An inclusive workplace ensures management’s commitment to diversity and inclusion. Neurodiverse workers are not stigmatized and are treated fairly by their co-workers and superiors. The management benefits from the special talents of the neurodiverse workers that other workers may not have. Special gifts that are found in neurodiverse employees are creativity, lateral thinking, different way of looking at things, strategic analysis and consistency. For example, people with ADHD are very good at finishing urgent assignments working with determination, regardless of setbacks in the way. Autistics, on the other hand are methodical, painstaking and thorough workers. They follow instructions without making mistakes and develop specialized  interests . Dyslexics are great at creative thinking whereas dyspraxics have excellent literary and organizational skills. So we see neurodivergence adds to the talent pool of a workplace and effective utilization of such workers benefits the organization and the entire community of workers as a whole. Neurodiversity clearly sharpens the competitive advantage of an organization. Having neurodiverse workforce also helps in dealing with neurodiverse customers.

A study conducted by the National Institute of Economic and Social Research in 2016, found that there was a general view that to be competitive the firm needed staff with a broad range of ways of seeing things. As one of the HR managers put it ‘… if we had, you know, just a whole firm full of goalkeepers, it wouldn’t be great, we wouldn’t really win work, we wouldn’t do very well. We need a good mix of goalies as well as strikers, as well as mid field. We need lots of different people with different strengths and different backgrounds’.

Moreover, many types of  neurodivergence is actually defined and treated as disability. As such organizations  are legally bound to remove difficulties and make appropriate adjustments for the neurodiverse workers  at workplace. Managements must think proactively to do so.

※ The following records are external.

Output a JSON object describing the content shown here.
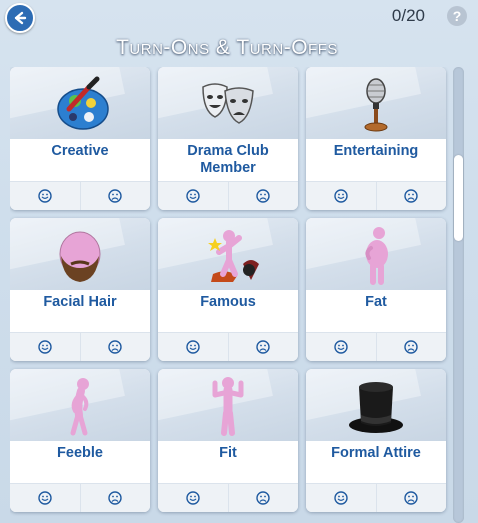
{
  "header": {
    "counter": "0/20",
    "help_symbol": "?",
    "title": "Turn-Ons & Turn-Offs"
  },
  "cards": [
    {
      "label": "Creative",
      "icon": "paint-palette-icon"
    },
    {
      "label": "Drama Club Member",
      "icon": "theater-masks-icon"
    },
    {
      "label": "Entertaining",
      "icon": "microphone-icon"
    },
    {
      "label": "Facial Hair",
      "icon": "bearded-head-icon"
    },
    {
      "label": "Famous",
      "icon": "famous-star-figure-icon"
    },
    {
      "label": "Fat",
      "icon": "fat-figure-icon"
    },
    {
      "label": "Feeble",
      "icon": "feeble-figure-icon"
    },
    {
      "label": "Fit",
      "icon": "fit-figure-icon"
    },
    {
      "label": "Formal Attire",
      "icon": "top-hat-icon"
    }
  ],
  "colors": {
    "accent_blue": "#1f5aa0",
    "back_button": "#2d6cb4",
    "figure_pink": "#e7a4d6"
  }
}
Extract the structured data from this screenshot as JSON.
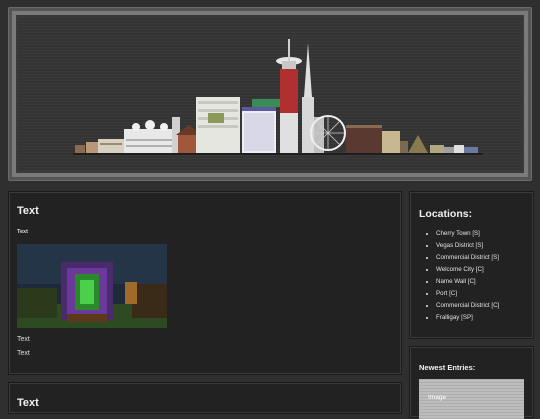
{
  "banner": {
    "image_name": "city-skyline-banner"
  },
  "post": {
    "title": "Text",
    "subtitle": "Text",
    "image_name": "purple-portal-screenshot",
    "line1": "Text",
    "line2": "Text"
  },
  "post2": {
    "title": "Text"
  },
  "locations": {
    "title": "Locations:",
    "items": [
      "Cherry Town [S]",
      "Vegas District [S]",
      "Commercial District [S]",
      "Welcome City [C]",
      "Name Wall [C]",
      "Port [C]",
      "Commercial District [C]",
      "Fralligay [SP]"
    ]
  },
  "newest": {
    "title": "Newest Entries:",
    "image_label": "Image"
  }
}
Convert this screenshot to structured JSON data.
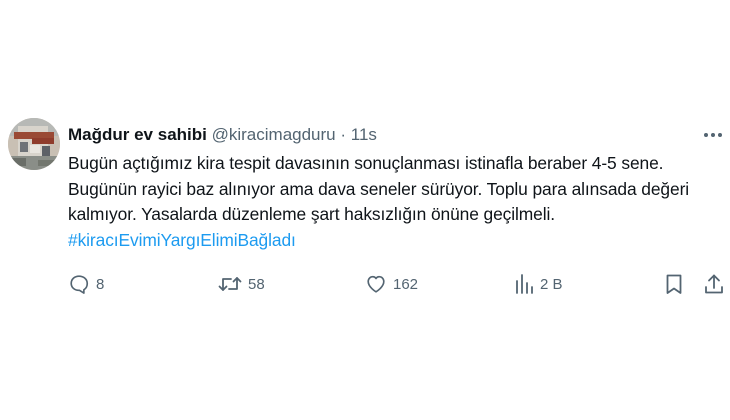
{
  "tweet": {
    "author_name": "Mağdur ev sahibi",
    "handle": "@kiracimagduru",
    "separator": "·",
    "time": "11s",
    "text_main": "Bugün açtığımız kira tespit davasının sonuçlanması istinafla beraber 4-5 sene. Bugünün rayici baz alınıyor ama dava seneler sürüyor. Toplu para alınsada değeri kalmıyor. Yasalarda düzenleme şart haksızlığın önüne geçilmeli.",
    "hashtag": "#kiracıEvimiYargıElimiBağladı",
    "hashtag_color": "#1d9bf0"
  },
  "actions": {
    "reply_count": "8",
    "retweet_count": "58",
    "like_count": "162",
    "views_count": "2 B"
  },
  "icons": {
    "avatar": "profile-photo",
    "more": "more-horizontal-icon",
    "reply": "reply-icon",
    "retweet": "retweet-icon",
    "like": "heart-icon",
    "views": "bar-chart-icon",
    "bookmark": "bookmark-icon",
    "share": "share-icon"
  },
  "colors": {
    "text": "#0f1419",
    "muted": "#536471",
    "link": "#1d9bf0"
  }
}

Managements need to work towards creating a work environment in which neurodiverse employees feel safe and encouraged to open up and discuss various issues troubling them. These issues can be health related, work related or interpersonal. Only then necessary adjustments can be made to support them. Once the employees know that their organization supports neurodiversity and will treat them fairly, they will come forward to seek support. Such an environment will reduce stress to a great extent. For a truly supportive environment, diagnostic assessment by a psychiatrist should be offered. For many neurodiverse employees may not be aware of their conditions. This assessment checks their limitations, needs, abilities and skills. It is also worthwhile to assign mentors or buddies to neurodiverse employees at the time of learning new tasks. Awareness can be increased by having special awareness drives periodically. Neurodiverse employees should be made aware of the support available to them again and again to make them feel secure. Staff members who display real support to the neurodiverse employees should be lauded.

Neurodiversity in workplaces is a workable idea which brings dividends to all stakeholders and not only promotes just and equitable workplaces but contributes to a more egalitarian society as a whole.